U.S. House Speaker John Boehner (R-Ohio) said Thursday he doesn’t have an estimate for the cost of the House defense of the Defense of Marriage Act in court as he maintained congressional action was necessary to uphold the anti-gay statute.
During a news conference on Capitol Hill, Boehner said he doesn’t have information on the expenses for defending DOMA — including the cost of any private attorneys — when asked by the Washington Blade about these expenses as well as any planned oversight on these costs.
“I do not have an estimate,” Boehner said. “But we were placed in a position where we were in effect allowing the administration to determine the constitutionality of a bill that passed the United States Congress because they were unwilling to defend it. I don’t think the House had any choice but to take the position that we were going to defend the work that the Congress — and only the courts are in the position of determining the constitutionality of any bill.”
Michael Cole-Schwartz, spokesperson for the Human Rights Campaign, blasted Boehner for not having the cost on defending DOMA readily available.
“For a speaker so obsessed with budgets and cost cutting, it’s laughable that he claims not to know what hiring outside attorneys will cost the American public,” Cole-Schwartz said. “If the Speaker is going to force taxpayers to defend discrimination, it’s reasonable that the public understand what the bill will be.”
Cole-Schwartz cited recent HRC polling that found 51 percent of Americans oppose DOMA and added most people want to see House Republicans address economic issues rather than defend DOMA.
“Given that a majority of Americans oppose DOMA and would rather see the Republican leadership tackle jobs and the economy, it’s not surprising that he won’t come clean on this or a number of other unanswered questions about the cases,” Cole-Schwartz said.
Boehner directed the House general counsel to defend DOMA against litigation after the Bipartisan Legal Advisory Group on March 9 voted 3-2 along party lines to take up defense of the statute. The move followed President Obama’s announcement on Feb. 23 that DOMA is unconstitutional and that the Justice Department would no longer defend the law against litigation.
On March 11, House Minority Leader Nancy Pelosi (D-Calif.) sent a letter to Boehner asking him to provide an estimate on the total cost of defending the law — noting that the Bipartisan Legal Advisory Group approved a resolution allowing for the House general counsel to hire private lawyers. Drew Hammill, a Pelosi spokesperson, she her office as of Thursday has yet to receive a response to the letter.

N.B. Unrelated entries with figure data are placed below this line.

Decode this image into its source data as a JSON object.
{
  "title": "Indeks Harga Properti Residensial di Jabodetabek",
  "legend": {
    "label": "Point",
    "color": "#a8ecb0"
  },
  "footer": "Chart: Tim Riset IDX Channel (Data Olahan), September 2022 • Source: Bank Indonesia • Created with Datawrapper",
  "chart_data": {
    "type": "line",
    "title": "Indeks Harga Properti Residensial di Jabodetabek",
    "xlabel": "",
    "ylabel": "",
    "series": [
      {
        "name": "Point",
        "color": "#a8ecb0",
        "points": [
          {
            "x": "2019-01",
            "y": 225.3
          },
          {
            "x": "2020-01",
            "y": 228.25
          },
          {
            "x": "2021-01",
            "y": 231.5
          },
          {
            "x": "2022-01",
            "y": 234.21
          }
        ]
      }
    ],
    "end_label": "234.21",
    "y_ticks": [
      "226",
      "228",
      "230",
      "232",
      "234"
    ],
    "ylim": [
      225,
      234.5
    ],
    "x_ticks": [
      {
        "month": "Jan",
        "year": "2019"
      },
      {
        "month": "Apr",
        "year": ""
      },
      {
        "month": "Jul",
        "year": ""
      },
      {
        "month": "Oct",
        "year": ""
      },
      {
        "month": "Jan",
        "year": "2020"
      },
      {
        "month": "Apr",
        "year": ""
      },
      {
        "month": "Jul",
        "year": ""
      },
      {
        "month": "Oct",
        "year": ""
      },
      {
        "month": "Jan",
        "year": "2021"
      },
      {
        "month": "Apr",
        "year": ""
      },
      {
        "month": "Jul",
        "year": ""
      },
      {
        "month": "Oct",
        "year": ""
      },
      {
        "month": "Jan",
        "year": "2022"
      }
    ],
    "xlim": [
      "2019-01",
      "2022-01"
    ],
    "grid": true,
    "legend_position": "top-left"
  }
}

“The General Counsel indicated that he lacked the personnel and the budget to absorb those substantial litigation duties,” Pelosi wrote. “It is important that the House receive an estimate of the cost to taxpayers for engaging private lawyers to intervene in the pending DOMA cases. It is also important that the House know whether the BLAG, the General Counsel, or a Committee of the House have the responsibility to monitor the actions of the outside lawyers and their fees.”
On Tuesday, Rep. Jerrold Nadler (D-N.Y.) and other House sponsors of legislation known as the Respect for Marriage Act, which would repeal DOMA, similarly sent a letter to Boehner asking him for a briefing on the costs of defending the law as well as other issues related to congressional intervention in the lawsuits. Ilan Kayatsky, a Nadler spokesperson, said his boss as of Thursday had yet to receive a response to the letter.

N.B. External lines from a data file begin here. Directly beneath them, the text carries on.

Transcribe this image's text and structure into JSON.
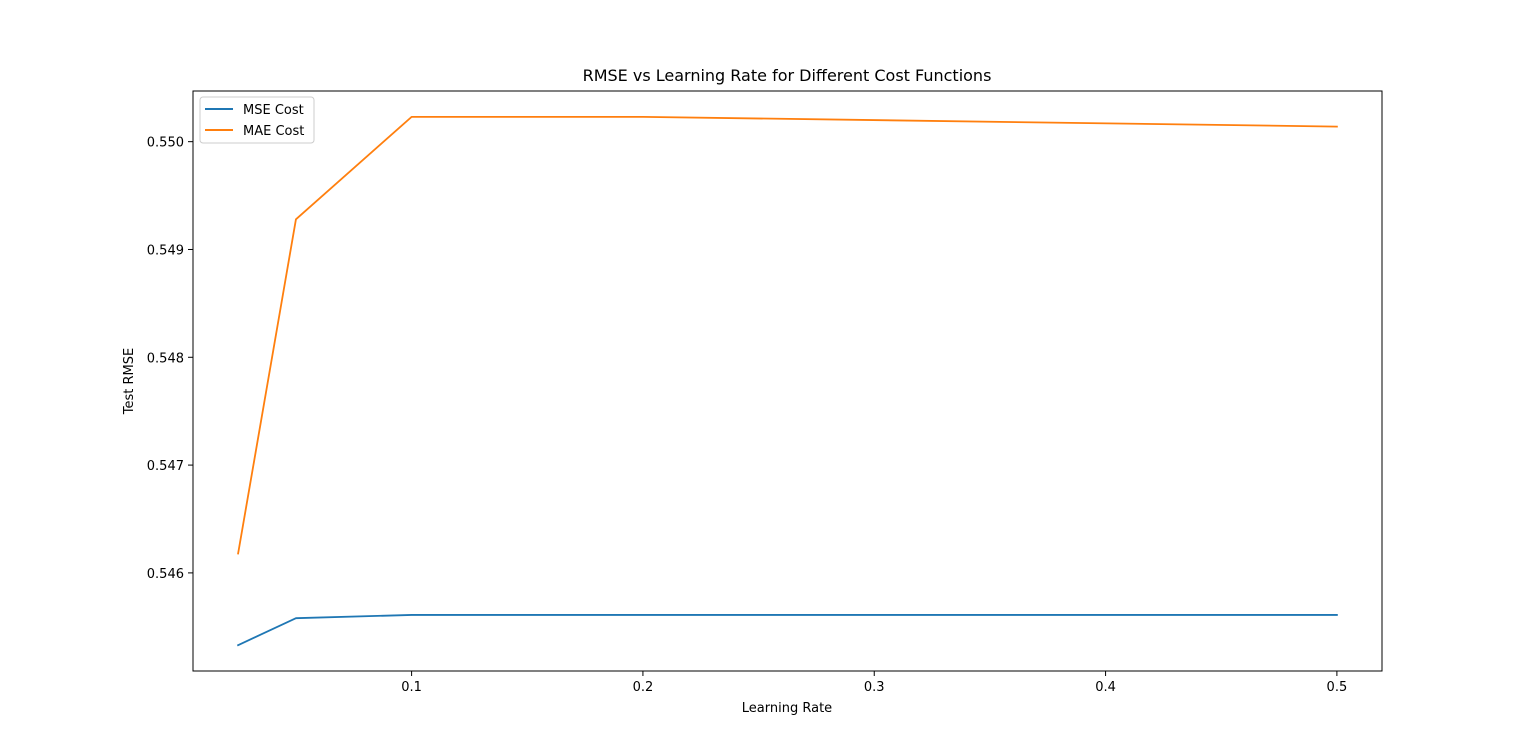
{
  "chart_data": {
    "type": "line",
    "title": "RMSE vs Learning Rate for Different Cost Functions",
    "xlabel": "Learning Rate",
    "ylabel": "Test RMSE",
    "x": [
      0.025,
      0.05,
      0.1,
      0.2,
      0.5
    ],
    "xlim": [
      0.0055,
      0.5195
    ],
    "ylim": [
      0.54509,
      0.55047
    ],
    "xticks": [
      0.1,
      0.2,
      0.3,
      0.4,
      0.5
    ],
    "xtick_labels": [
      "0.1",
      "0.2",
      "0.3",
      "0.4",
      "0.5"
    ],
    "yticks": [
      0.546,
      0.547,
      0.548,
      0.549,
      0.55
    ],
    "ytick_labels": [
      "0.546",
      "0.547",
      "0.548",
      "0.549",
      "0.550"
    ],
    "grid": false,
    "legend_position": "top-left",
    "series": [
      {
        "name": "MSE Cost",
        "color": "#1f77b4",
        "values": [
          0.54533,
          0.54558,
          0.54561,
          0.54561,
          0.54561
        ]
      },
      {
        "name": "MAE Cost",
        "color": "#ff7f0e",
        "values": [
          0.54618,
          0.54928,
          0.55023,
          0.55023,
          0.55014
        ]
      }
    ]
  }
}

“Among other things, we are interested in a status report on who will be representing the House, estimates regarding the cost and length of proposed litigation efforts, the anticipated role of the House in litigation (i.e., intervenor or amicus curiae), and your assessment regarding the likelihood of success on the merits,” the lawmakers wrote. “If you or House General Counsel already have arranged for representation by outside counsel, we would welcome and appreciate their participation in this briefing.”
The signers of the letter are Nadler and Rep. John Conyers (D-Mich.) as well as the four openly gay members of Congress: Reps. Barney Frank (D-Mass.), Tammy Baldwin (D-Wis.), Jared Polis (D-Colo.) and David Cicilline (D-R.I.).
According to the letter, the deadline is April 18 for the House to move to intervene in one of the pending cases challenging DOMA: Windsor v. United States, which is pending before the U.S. District Court of Southern District of New York. The lawmakers asks Boehner for a briefing on DOMA defense issues before this date.
A partial transcript of the exchange between the Blade and Boehner follows:
Washington Blade: Mister Speaker, a question on your direction of the House general counsel to defend the Defense of Marriage Act in court. Do you have an estimate of how much this is going to cost the U.S. government — including the costs of any private lawyers fees — and do you have plan for how the House will provide oversight of these costs?
Boehner: I do not have an estimate. But we were placed in a position where we were in effect allowing the administration to determine the constitutionality of a bill that passed the United States Congress because they were unwilling to defend it. I don’t think the House had any choice but to take the position that we were going to defend the work that the Congress — and only the courts are in the position of determining the constitutionality of any bill.